Emphasis will now be directed to the application of imaging modalities to common regional pathologic conditions of the musculoskeletal system. Particular focus will be given to MRI because of its superb soft-tissue imaging capabilities and its rapidly expanding diagnostic applications.

The important role played by radiology in the diagnosis of diseases has come at the expense of increased radiation exposure to the general population. With the advent of new technology, such as Positron Emission Tomography (PET) studies and MDCT technology, there has been a sharp increase in the number of radiographic examinations performed to the general population and as a consequence an increase in the cumulative radiation dose to the individual patient and the general population. It is an expected outcome for increase in radiation exposure to lead to an increased rate of malignancy. Therefore, increased awareness is needed in issues concerning radiation safety.
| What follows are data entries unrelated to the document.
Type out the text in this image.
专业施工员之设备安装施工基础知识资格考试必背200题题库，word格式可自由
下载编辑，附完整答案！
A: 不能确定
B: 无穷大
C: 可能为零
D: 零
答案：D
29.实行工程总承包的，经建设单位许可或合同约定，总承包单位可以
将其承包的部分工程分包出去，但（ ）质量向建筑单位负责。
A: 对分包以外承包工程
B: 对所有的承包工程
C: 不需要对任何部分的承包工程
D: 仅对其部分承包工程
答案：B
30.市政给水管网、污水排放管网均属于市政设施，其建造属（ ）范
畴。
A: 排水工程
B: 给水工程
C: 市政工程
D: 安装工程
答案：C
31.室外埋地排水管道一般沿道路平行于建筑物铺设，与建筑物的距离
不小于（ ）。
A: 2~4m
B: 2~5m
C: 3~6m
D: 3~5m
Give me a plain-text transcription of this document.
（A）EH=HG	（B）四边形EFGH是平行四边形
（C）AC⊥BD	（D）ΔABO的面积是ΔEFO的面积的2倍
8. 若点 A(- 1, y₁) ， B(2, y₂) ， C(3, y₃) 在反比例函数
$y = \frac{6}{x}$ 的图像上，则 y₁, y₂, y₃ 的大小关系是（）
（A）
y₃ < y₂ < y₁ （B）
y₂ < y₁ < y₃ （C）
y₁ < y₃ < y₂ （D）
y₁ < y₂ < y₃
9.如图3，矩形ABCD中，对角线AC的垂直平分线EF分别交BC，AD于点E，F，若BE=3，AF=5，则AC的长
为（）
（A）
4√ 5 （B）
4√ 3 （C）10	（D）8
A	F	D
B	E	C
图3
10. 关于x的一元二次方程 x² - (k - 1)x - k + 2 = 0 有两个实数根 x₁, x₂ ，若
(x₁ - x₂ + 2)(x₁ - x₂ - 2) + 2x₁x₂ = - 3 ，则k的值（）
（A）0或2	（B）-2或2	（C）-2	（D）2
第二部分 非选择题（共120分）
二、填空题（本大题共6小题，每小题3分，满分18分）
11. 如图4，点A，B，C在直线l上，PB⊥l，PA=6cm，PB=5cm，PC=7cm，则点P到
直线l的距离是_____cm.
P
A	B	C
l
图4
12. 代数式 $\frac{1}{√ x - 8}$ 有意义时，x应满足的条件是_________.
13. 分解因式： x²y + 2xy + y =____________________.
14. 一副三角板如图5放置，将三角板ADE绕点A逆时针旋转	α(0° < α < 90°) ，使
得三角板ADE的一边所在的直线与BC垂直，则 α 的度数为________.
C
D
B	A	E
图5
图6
Ionizing radiation, especially at high doses, is known to increase the risk of developing cancer. It is estimated that medical exposure might be responsible for 1% of cancer diagnosis in the United States. This rate is expected to increase in the coming years due to the increased number of examinations performed today.

The scientific measurement for the effective dose of radiation is the millisievert (mSv). The background radiation dose for the average person in the United States is about 3 mSv. This is secondary to cosmic radiation and naturally occurring radioactive materials. By comparison, the effective radiation dose for a spinal CT is equivalent to 6 mSv or 2 years of natural background radiation. Radiation exposure is particularly important in pregnant women and pediatric patients due to the cumulative life effect of radiation exposure at a younger age. In nuclear medicine examinations, special precautions are needed. Some of the radiopharmaceuticals used in nuclear medicine can pass into the milk of lactating women (6).

The relative radiation level (RRL) is a radiation measurements used to calculate effective dose. This is the dose used to estimate population total radiation risk associated to an imaging procedure. This takes into account the sensitivity of different body organs and tissues. This estimate cannot assess the specific risk of an individual patient.

Every effort should be made to order examination, which is best indicated to address the clinical concern of the patient. To aid in this regard, the American College of Radiology (acr. org) has established guidelines for the appropriate use of imaging to answer specific clinical questions. The appropriateness criteria can be of help when deciding which imaging study to order to answer a clinical question.